Each of the panelists agreed on the importance of bankruptcy laws, as they allow for an organized restructuring process.

Next, journalists Joel Citron and Carla Minet criticized the lack of fiscal transparency in Puerto Rico.  They asserted that Puerto Rico has been using non-standard accounting, its budget is inconsistent with its spending, and new financial records have not been released in two years.  They also argued that there is a problematic lack of transparency surrounding the holders of the Puerto Rican bonds, many of which have been traded on the secondary market, and Puerto Rico’s exclusion from the Freedom of Information Act (because it is not a state).

Notwithstanding the information imbalance, all of the panelists agreed that it is clear that mutual funds own the majority of the public debt and hedge funds own the rest.  Mr. Citron and Ms. Minet expressed their frustration with the funds’ unwillingness to restructure their debt. Mr. Stiglitz characterized the secondary market participants as “vulture funds” who buy the bonds at a very low rate with the express purpose of suing, but unlike the birds of prey, vulture funds do not benefit the (economic) ecosystem.  Mr. Marxuach explained that the mutual funds’ fiduciary duty to their holders will cause them to “fight until the end,” as they historically have done.

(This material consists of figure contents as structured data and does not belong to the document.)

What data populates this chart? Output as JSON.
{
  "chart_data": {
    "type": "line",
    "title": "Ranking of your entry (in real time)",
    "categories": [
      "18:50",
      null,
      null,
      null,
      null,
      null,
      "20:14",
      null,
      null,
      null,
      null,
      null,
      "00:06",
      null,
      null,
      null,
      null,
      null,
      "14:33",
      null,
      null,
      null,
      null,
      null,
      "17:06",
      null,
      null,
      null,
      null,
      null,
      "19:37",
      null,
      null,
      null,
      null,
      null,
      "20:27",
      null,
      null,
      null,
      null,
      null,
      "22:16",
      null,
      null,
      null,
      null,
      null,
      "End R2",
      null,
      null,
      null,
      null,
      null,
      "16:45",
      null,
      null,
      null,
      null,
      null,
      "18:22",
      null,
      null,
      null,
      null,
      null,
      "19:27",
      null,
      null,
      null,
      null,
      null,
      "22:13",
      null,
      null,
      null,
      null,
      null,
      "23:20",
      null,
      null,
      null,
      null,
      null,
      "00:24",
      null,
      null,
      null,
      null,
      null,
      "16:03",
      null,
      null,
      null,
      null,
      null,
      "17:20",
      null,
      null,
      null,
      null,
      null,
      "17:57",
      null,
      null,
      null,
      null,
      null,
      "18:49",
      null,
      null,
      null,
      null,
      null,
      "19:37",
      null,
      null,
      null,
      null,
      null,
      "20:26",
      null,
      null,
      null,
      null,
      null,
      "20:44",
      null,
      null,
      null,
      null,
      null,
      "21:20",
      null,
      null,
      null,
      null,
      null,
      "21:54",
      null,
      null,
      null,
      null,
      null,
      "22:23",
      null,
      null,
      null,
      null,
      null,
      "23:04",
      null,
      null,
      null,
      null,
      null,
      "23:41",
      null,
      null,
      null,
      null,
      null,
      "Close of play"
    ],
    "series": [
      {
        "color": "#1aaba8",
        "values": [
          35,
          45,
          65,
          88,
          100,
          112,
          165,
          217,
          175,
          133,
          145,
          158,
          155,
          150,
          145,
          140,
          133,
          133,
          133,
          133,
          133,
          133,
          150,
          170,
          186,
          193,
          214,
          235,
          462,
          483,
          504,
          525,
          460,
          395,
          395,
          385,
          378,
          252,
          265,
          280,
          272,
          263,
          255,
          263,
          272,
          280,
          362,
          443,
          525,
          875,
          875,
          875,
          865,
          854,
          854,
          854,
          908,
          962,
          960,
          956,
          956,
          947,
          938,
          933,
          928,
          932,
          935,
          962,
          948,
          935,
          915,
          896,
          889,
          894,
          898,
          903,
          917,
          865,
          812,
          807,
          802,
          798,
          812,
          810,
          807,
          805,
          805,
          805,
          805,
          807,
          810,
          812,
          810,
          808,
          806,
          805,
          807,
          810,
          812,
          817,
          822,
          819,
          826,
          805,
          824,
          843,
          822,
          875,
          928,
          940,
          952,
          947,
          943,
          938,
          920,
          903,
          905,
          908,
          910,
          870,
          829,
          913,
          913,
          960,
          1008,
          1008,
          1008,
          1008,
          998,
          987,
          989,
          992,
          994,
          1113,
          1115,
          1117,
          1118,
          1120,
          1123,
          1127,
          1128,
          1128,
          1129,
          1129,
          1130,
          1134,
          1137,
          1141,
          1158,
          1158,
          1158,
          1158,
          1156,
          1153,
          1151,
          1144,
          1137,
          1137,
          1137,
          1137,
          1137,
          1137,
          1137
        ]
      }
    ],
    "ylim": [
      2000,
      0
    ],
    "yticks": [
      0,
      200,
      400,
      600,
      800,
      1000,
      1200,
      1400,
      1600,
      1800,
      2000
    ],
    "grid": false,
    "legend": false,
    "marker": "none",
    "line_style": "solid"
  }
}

Next, the panelists considered the importance of the New York choice of law and forum selection clause, which some of the Puerto Rican bonds have.  This means that any bondholder litigation against the Puerto Rican government related to the bonds would have to be brought in New York, not Puerto Rico, raising issues of sovereign immunity.  Professor Stiglitz remarked that the United States is one of the few countries to reject U.N. proposals to create an international law on sovereign debt.

According to Professor Stiglitz, one major economic problem in Puerto Rico is that it has the same minimum wage as the rest of the United States, while the income per capita is less than one-third that of the United States.  He explained that while higher wages are generally positive, there are not enough jobs in Puerto Rico to sustain the minimum wage.  Professor Stiglitz asserted, “The only thing worse than low wages is unemployment.”

All of the panelists agreed that the key question is how to create an economic strategy for Puerto Rico, especially given the lack of a cohesive civic and political response in Puerto Rico.  Professor Stiglitz suggested that perhaps something akin to the Marshall Plan, which was an American initiative to rebuild Western Europe after World War II, is necessary.  He appeared hopeful that the United States would take action because “no one wants a crisis on their border.”  Mr. Marxuach was more pessimistic.

Finally, Professor Stiglitz urged the five million Puerto Rican voters in the United States to become more active and represent Puerto Rican interests.  Indeed, any solution to Puerto Rico’s troubles requires the support of both the U.S. and Puerto Rican governments and their constituents.